Ebola has killed roughly 5,000 people out of about 13,700 cases, with all but 27 cases occurring in the West African countries of Liberia, Sierra Leone and Guinea.

The virus is only spread through close contact with the bodily fluids of an ill Ebola patient.


For American healthcare workers potentially exposed to the Ebola virus in one of those countries, the US Centers for Disease Control and Prevention (CDC) has recommended active monitoring of their symptoms by a local health department upon their return, but not a full quarantine.

President Barack Obama has warned against overreaching quarantine measures, after three states ordered quarantine for such health workers.

The president on Wednesday met US health workers who have worked in West Africa, lauding them as "American heroes" who were keeping the country safe by tackling the disease at source.

Meanwhile, on Wednesday US Defence Secretary Chuck Hagel ordered all US troops returning from Ebola response missions to be kept in supervised isolation for 21 days. Mr Obama has suggested it is appropriate to treat the soldiers differently from civilian health workers, in part because soldiers are not there by choice.

In Connecticut on Tuesday, the Opayemi family filed a lawsuit in federal court seeking Ikeoluwa's immediate return to Meadowside Elementary School, plus monetary damages.
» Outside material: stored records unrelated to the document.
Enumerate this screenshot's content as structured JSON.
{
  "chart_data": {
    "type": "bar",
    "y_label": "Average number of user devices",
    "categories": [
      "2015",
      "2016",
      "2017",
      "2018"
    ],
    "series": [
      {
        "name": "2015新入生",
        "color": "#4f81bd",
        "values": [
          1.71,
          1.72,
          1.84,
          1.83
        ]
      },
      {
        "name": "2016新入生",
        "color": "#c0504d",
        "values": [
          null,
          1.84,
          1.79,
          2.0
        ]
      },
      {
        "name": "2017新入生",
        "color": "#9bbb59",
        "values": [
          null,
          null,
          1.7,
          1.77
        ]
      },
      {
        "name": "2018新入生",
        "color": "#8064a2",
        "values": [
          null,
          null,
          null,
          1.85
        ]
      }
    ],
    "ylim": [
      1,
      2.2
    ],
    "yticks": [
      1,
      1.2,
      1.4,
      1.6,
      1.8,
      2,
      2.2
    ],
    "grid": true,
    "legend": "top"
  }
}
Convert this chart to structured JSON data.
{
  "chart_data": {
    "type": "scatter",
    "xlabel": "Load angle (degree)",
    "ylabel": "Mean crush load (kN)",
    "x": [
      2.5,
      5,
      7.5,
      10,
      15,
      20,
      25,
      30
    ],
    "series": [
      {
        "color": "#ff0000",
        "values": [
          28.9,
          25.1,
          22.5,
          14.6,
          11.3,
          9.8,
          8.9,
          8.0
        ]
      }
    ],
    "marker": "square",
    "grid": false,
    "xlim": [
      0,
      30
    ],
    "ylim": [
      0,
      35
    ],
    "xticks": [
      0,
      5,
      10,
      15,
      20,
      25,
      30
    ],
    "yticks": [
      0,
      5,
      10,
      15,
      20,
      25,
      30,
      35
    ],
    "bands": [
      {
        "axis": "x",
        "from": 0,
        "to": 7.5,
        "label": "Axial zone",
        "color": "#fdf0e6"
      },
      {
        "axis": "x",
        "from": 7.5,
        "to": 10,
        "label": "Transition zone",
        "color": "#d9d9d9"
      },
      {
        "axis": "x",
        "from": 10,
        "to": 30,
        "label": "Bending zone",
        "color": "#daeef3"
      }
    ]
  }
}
Stephen Opayemi says his healthy daughter is battling discrimination and ignorance from parents and school officials who are letting fear and rumour cloud their better judgment. The reality is that worries about the disease have caused some local and state officials, even universities, to ignore federal guidelines based on science, in the name of placating public panic.

Mr Opayemi's daughter has no symptoms of Ebola, never came in contact with anyone who has Ebola, and Nigeria itself has been declared Ebola-free.

Her father says she is suffering emotional distress and he now worries about her confidence. She may not be one of Ebola's direct victims, but she is now a casualty of the stigma surrounding it.